頸部手術においては,特に甲状腺疾患の若年女性が対象になることが多く,整容性の需要により,1990年代後半より内視鏡手術が欧米やわが国において開始されていた。わが国では高度先進医療(後に先進医療)として早くから認められていたが,長年保険収載には至らなかった。近年,日本内分泌外科学会および日本甲状腺外科学会では,共同で内視鏡下甲状腺手術ワーキンググループを設立し,データ集積に努めてきた。

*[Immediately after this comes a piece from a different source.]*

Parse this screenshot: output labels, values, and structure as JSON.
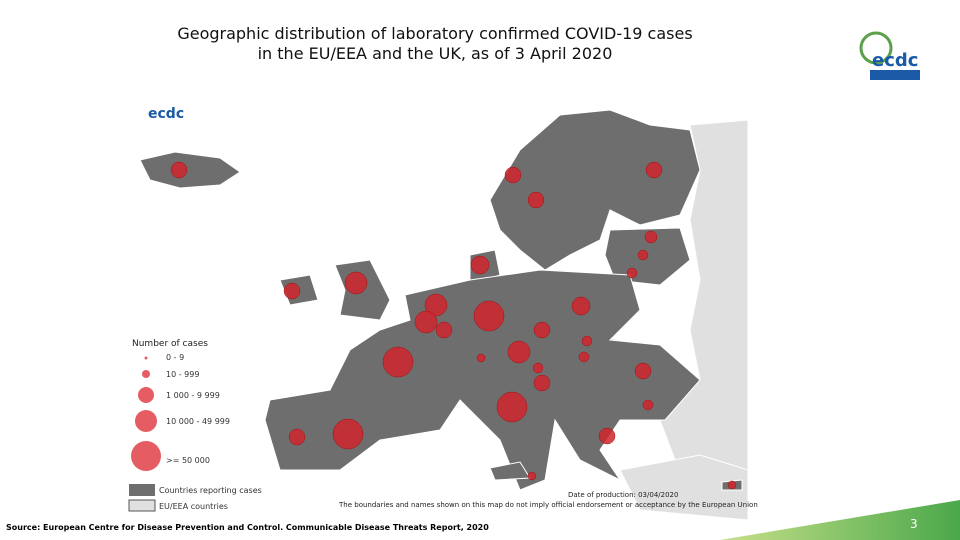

その結果,2016年4月より甲状腺,副甲状腺疾患の手術において,良性疾患のみに保険適用が認められた。対象となる疾患は,甲状腺では「良性腫瘍」と「バセドウ病」,副甲状腺では「腺腫」または「過形成」となっている。施設基準も示されているが,技術認定やそれに伴う施設認定などが今後の課題となりうる。
今回の改定では,甲状腺,副甲状腺のいずれも悪性腫瘍に対しては保険収載が見送られた。甲状腺の悪性腫瘍に対する内視鏡下手術は先進医療として少数施設で継続中であり,2年後の改定時での保険収載をめざしている。しかし,施行施設が少なく,データ集積数の不足や甲状腺の悪性腫瘍における予後の特殊性により,悪性腫瘍に対する手術としての安全性・有効性を証明する臨床指標の設定の困難さが憂慮される。
ロボット支援下甲状腺手術は韓国を中心に発展しており,わが国においても一部の施設において臨床研究が進められている。機器の改良により有用性もみられるが,大きな操作腔を要するため,侵襲性の問題やいくつかの欠点もみられ,コストも含め,わが国独自の機器の開発が望まれる。